A Perth charity has defended its scheme to spruce up a roundabout that has been labelled as being akin to the “Wacky Races.”
Beautiful Perth has been granted planning permission by Perth and Kinross Council to build low, curving walls with cairns at the Lamberkine Drive roundabout on the outskirts of the city.
The £30,000 project will also see native plant species being laid at the roundabout.
The charitable group was responding to recent criticism from a local office worker in Lamberkine Drive who said there are “enough distractions” in the vicinity of the roundabout, claiming motorists need good visibility which will be hampered by the cairns and silver birch trees.
She labelled the traffic situation surrounding the roundabout, which now leads to a new restaurant, drive-through coffee shop and car showroom, as being akin to the “wacky races.”
John Summers, of Beautiful Perth, agreed motorists need to take “greater care” on the city’s roads, but feels the floral creations planned for the roundabout will “significantly enhance” the area.
He said: “The walls and planting will naturalise and blend into the surrounding area quite quickly and I am sure they will significantly enhance this busy entry point into Perth.
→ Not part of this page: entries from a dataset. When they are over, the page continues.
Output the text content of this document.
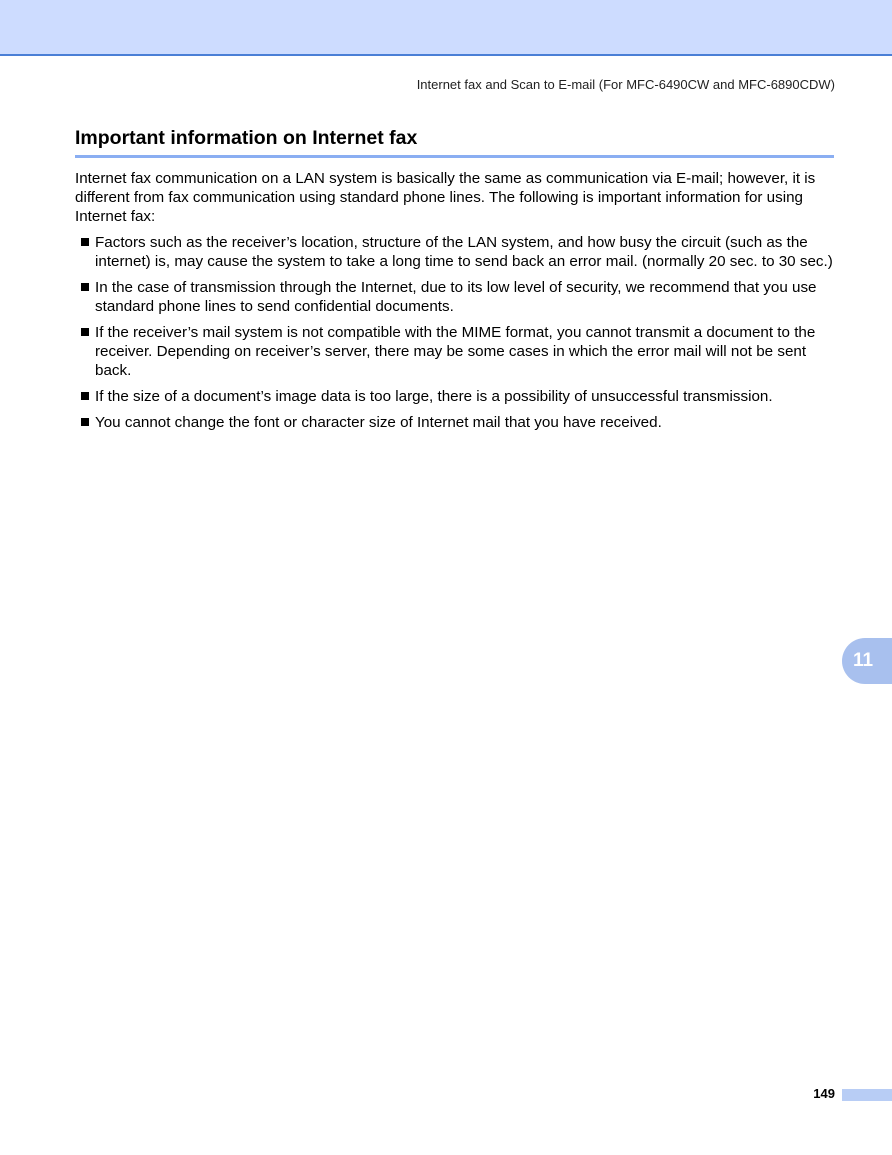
Internet fax and Scan to E-mail (For MFC-6490CW and MFC-6890CDW)
Important information on Internet fax

Internet fax communication on a LAN system is basically the same as communication via E-mail; however, it is different from fax communication using standard phone lines. The following is important information for using Internet fax:

Factors such as the receiver’s location, structure of the LAN system, and how busy the circuit (such as the internet) is, may cause the system to take a long time to send back an error mail. (normally 20 sec. to 30 sec.)
In the case of transmission through the Internet, due to its low level of security, we recommend that you use standard phone lines to send confidential documents.
If the receiver’s mail system is not compatible with the MIME format, you cannot transmit a document to the receiver. Depending on receiver’s server, there may be some cases in which the error mail will not be sent back.
If the size of a document’s image data is too large, there is a possibility of unsuccessful transmission.
You cannot change the font or character size of Internet mail that you have received.
11
149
“Beautiful Perth have been thorough in following the planning process with Perth and Kinross Council and securing the necessary permissions for this project.
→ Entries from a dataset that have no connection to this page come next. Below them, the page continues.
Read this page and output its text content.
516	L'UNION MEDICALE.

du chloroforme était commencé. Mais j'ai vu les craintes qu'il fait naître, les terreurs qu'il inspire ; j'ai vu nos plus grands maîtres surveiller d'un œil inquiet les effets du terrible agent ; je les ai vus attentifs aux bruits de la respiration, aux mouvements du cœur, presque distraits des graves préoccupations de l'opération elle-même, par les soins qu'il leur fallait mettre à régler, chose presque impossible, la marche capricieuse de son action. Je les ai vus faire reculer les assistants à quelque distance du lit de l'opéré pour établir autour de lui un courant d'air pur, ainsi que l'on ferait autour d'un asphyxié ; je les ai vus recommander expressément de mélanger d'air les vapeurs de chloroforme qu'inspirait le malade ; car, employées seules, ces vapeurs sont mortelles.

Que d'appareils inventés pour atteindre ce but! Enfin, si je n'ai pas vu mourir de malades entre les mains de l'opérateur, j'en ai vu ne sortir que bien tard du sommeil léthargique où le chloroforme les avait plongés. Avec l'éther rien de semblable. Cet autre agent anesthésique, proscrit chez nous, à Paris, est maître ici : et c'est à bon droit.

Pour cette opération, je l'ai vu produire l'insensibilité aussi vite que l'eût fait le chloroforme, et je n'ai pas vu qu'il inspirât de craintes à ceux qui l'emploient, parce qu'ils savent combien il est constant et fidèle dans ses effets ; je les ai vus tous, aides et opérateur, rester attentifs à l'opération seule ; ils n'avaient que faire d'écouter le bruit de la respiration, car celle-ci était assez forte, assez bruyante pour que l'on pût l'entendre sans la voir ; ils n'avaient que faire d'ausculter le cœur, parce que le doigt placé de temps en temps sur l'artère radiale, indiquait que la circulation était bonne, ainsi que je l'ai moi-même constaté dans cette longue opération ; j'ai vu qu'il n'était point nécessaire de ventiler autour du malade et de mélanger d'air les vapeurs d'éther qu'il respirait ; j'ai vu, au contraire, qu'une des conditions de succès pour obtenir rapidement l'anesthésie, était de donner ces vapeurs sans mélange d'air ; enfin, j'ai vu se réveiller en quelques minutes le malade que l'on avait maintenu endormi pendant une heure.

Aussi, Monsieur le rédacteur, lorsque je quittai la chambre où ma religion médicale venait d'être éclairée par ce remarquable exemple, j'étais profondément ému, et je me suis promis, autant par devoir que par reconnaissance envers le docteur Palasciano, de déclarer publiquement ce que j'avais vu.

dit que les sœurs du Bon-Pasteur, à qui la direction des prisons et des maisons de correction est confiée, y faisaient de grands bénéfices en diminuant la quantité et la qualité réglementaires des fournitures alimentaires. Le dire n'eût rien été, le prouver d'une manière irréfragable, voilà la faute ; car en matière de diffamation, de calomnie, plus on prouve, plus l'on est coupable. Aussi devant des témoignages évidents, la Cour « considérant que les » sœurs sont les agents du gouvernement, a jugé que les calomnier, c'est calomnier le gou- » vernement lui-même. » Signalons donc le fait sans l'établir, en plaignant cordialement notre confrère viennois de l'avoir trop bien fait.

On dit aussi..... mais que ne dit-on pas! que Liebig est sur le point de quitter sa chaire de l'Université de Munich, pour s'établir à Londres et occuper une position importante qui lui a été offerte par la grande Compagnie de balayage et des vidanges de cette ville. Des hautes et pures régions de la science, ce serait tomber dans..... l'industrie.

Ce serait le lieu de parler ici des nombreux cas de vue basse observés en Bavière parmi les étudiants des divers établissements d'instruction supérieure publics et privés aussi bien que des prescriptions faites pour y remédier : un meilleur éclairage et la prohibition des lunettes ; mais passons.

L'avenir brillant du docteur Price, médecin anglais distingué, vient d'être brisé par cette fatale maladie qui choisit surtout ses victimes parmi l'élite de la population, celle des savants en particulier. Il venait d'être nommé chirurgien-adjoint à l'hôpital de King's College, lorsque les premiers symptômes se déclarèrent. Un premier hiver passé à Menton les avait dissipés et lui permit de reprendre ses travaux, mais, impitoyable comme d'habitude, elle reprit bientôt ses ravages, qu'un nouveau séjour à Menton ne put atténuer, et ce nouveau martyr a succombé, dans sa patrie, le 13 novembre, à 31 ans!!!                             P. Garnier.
“We have also sought advice directly from the local authority’s roads department to ensure that the new feature is designed and constructed in line with road safety standards.
“As a resident and concerned citizen of Perth myself, I totally agree that drivers need to take greater care on our city’s roads and roundabouts, and such problems are by no means confined to Lamberkine and the Glasgow Road.”
Councillor Willie Wilson, a Liberal Democrat representative for the Perth City South, also backed the floral charity’s project at Lamberkine Drive.
He said: “The plants that will be created at the roundabout will be low maintenance and I can’t see how they would be seen as distraction.
“The roundabout is a signature entrance to Perth.”